May to tear up Conservative manifesto plans for grammar schools

CREDIT: This story was first seen in The Sun

Theresa May is to be forced to rip up her manifesto and bin key policies in order to stay in No 10 – as she prepares to face angry MPs later today, The Sun reports.

Senior Tories expect the PM’s flagship policy on grammar schools to get the chop as the minority government is forced to concentrate on more pressing issues.
And a number of other manifesto promises are also under threat – such as plans to scrap the triple lock on pensions, means-test the winter fuel allowance, and having another vote on repealing the foxhunting ban.
Next week’s Queen’s Speech is expected to be a slimmed down affair, focusing on vital issues of Brexit and security – after the full impact of her losses in the election becomes clear.
Last night the PM said in a statement that she also wanted to focus on legislation on mental health and education, but controversial policies like changes to social care are expected to be heavily watered down.

The best the party can hope for is a scaled-back pilot scheme in inner cities

On Saturday Mrs May’s two chiefs of staff, Nick Timothy and Fiona Hill, were forced to resign because of their part in the campaign – which saw the Tories lose 17 seats.
David Davis confirmed on that the manifesto was likely to be “pruned”.
The PM will face her angry MPs later today, Monday 12, in a meeting of the 1922 Committee – when she will face tough questions on her future as party leader.
MP Graham Brady, who is a fan of grammars, said the best the party can hope for is a scaled-back pilot scheme in inner cities.
He accepted Mrs May needed to “concentrate on the things that really have to be done”.

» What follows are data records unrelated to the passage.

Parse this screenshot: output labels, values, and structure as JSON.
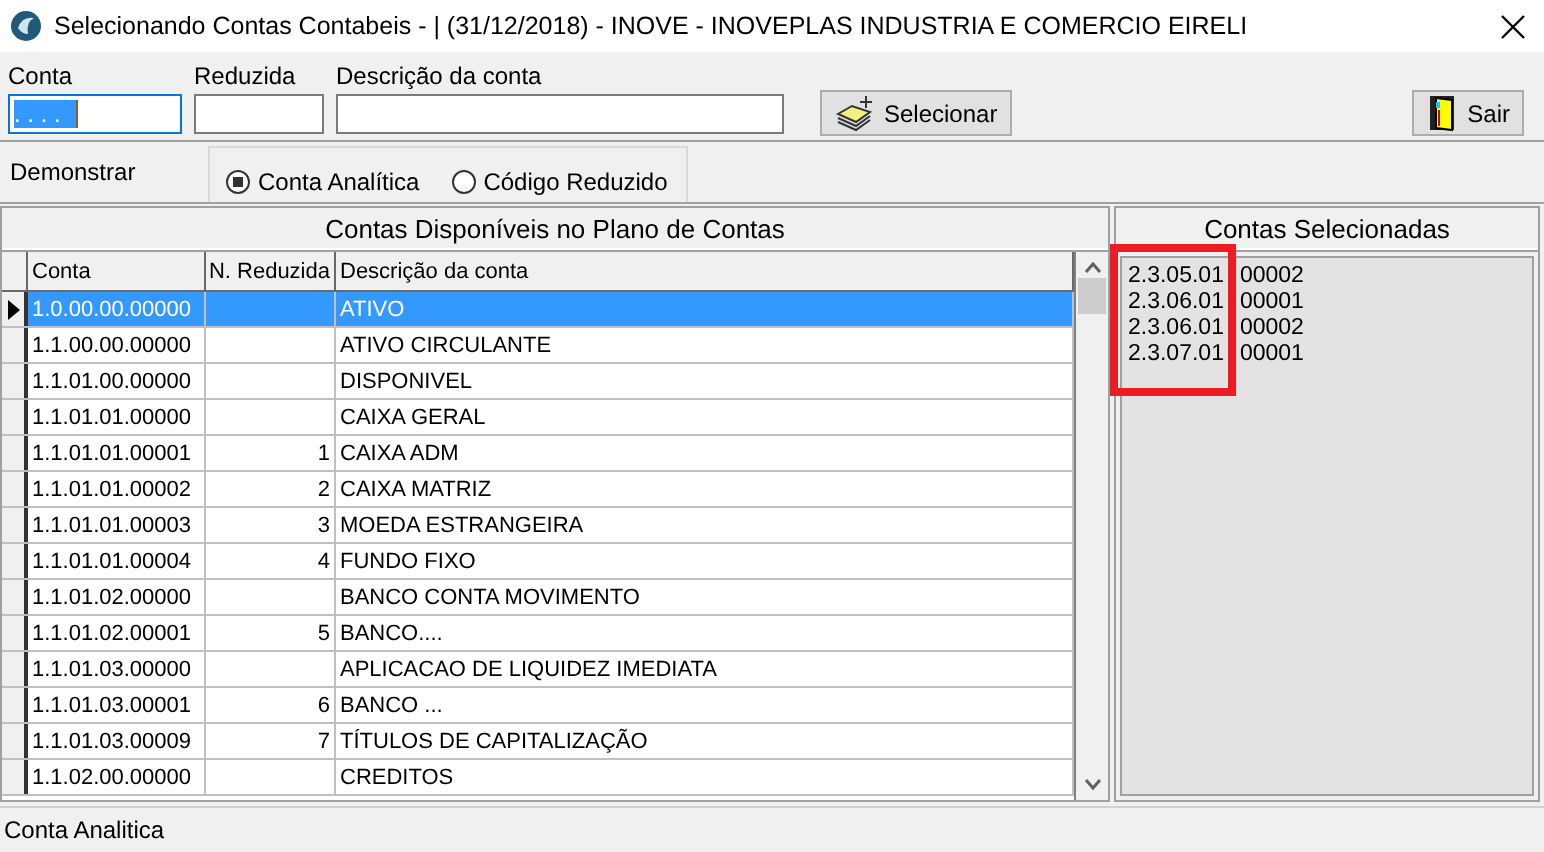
{
  "window": {
    "title": "Selecionando Contas Contabeis - | (31/12/2018) - INOVE - INOVEPLAS INDUSTRIA E COMERCIO EIRELI"
  },
  "fields": [
    {
      "label": "Conta",
      "value": ". . . .",
      "highlighted": true
    },
    {
      "label": "Reduzida"
    },
    {
      "label": "Descrição da conta"
    }
  ],
  "buttons": [
    {
      "label": "Selecionar",
      "kind": "select"
    },
    {
      "label": "Sair",
      "kind": "exit"
    }
  ],
  "demonstrar": {
    "label": "Demonstrar",
    "options": [
      {
        "label": "Conta Analítica",
        "selected": true
      },
      {
        "label": "Código Reduzido",
        "selected": false
      }
    ]
  },
  "available": {
    "title": "Contas Disponíveis no Plano de Contas",
    "columns": [
      "Conta",
      "N. Reduzida",
      "Descrição da conta"
    ],
    "rows": [
      {
        "conta": "1.0.00.00.00000",
        "descricao": "ATIVO",
        "selected": true
      },
      {
        "conta": "1.1.00.00.00000",
        "descricao": "ATIVO CIRCULANTE",
        "selected": false
      },
      {
        "conta": "1.1.01.00.00000",
        "descricao": "DISPONIVEL",
        "selected": false
      },
      {
        "conta": "1.1.01.01.00000",
        "descricao": "CAIXA GERAL",
        "selected": false
      },
      {
        "conta": "1.1.01.01.00001",
        "reduzida": "1",
        "descricao": "CAIXA ADM",
        "selected": false
      },
      {
        "conta": "1.1.01.01.00002",
        "reduzida": "2",
        "descricao": "CAIXA MATRIZ",
        "selected": false
      },
      {
        "conta": "1.1.01.01.00003",
        "reduzida": "3",
        "descricao": "MOEDA ESTRANGEIRA",
        "selected": false
      },
      {
        "conta": "1.1.01.01.00004",
        "reduzida": "4",
        "descricao": "FUNDO FIXO",
        "selected": false
      },
      {
        "conta": "1.1.01.02.00000",
        "descricao": "BANCO CONTA MOVIMENTO",
        "selected": false
      },
      {
        "conta": "1.1.01.02.00001",
        "reduzida": "5",
        "descricao": "BANCO....",
        "selected": false
      },
      {
        "conta": "1.1.01.03.00000",
        "descricao": "APLICACAO DE LIQUIDEZ IMEDIATA",
        "selected": false
      },
      {
        "conta": "1.1.01.03.00001",
        "reduzida": "6",
        "descricao": "BANCO ...",
        "selected": false
      },
      {
        "conta": "1.1.01.03.00009",
        "reduzida": "7",
        "descricao": "TÍTULOS DE CAPITALIZAÇÃO",
        "selected": false
      },
      {
        "conta": "1.1.02.00.00000",
        "descricao": "CREDITOS",
        "selected": false
      }
    ]
  },
  "selected_accounts": {
    "title": "Contas Selecionadas",
    "items": [
      {
        "code": "2.3.05.01",
        "rest": "00002"
      },
      {
        "code": "2.3.06.01",
        "rest": "00001"
      },
      {
        "code": "2.3.06.01",
        "rest": "00002"
      },
      {
        "code": "2.3.07.01",
        "rest": "00001"
      }
    ]
  },
  "status_bar": "Conta Analitica"
}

I’ve no doubt it will be a slimmed-down Queen’s Speech

Mr Brady said: “There’s no point in sailing ahead with items that were in the manifesto which we won’t get through Parliament.
“We’re going to have to work carefully.
“I’ve no doubt it will be a slimmed-down Queen’s Speech.”
Mrs May is also under pressure to please the DUP – as the Conservatives seek to secure a deal with them to ensure they have a Commons majority.
The Northern Irish party want more money from Westminster and for the government to keep the pensions triple lock, in exchange for support.
Downing Street confirmed the PM would host DUP chief Arlene Foster in London tomorrow – after mistakenly claiming late on Saturday night that an outline electoral pact had already been agreed.

The Telegraph reported DUP sources to be unhappy with the social care policy

Sources claimed that a DUP negotiating document contained a list of demands – from splashing cash on hospitals to ruling out an Irish referendum on reunification.
The Telegraph reported DUP sources to be unhappy with the social care policy.
Mrs May was humiliatingly forced to water down one election pledge within days of the manifesto launch last month.
She announced the elderly would have to pay for care but originally set no cap on how much.
The ensuing uproar led to a U-turn which was seized on by opponents.
Labour’s Jeremy Corbyn said he will present an alternative Queen’s Speech.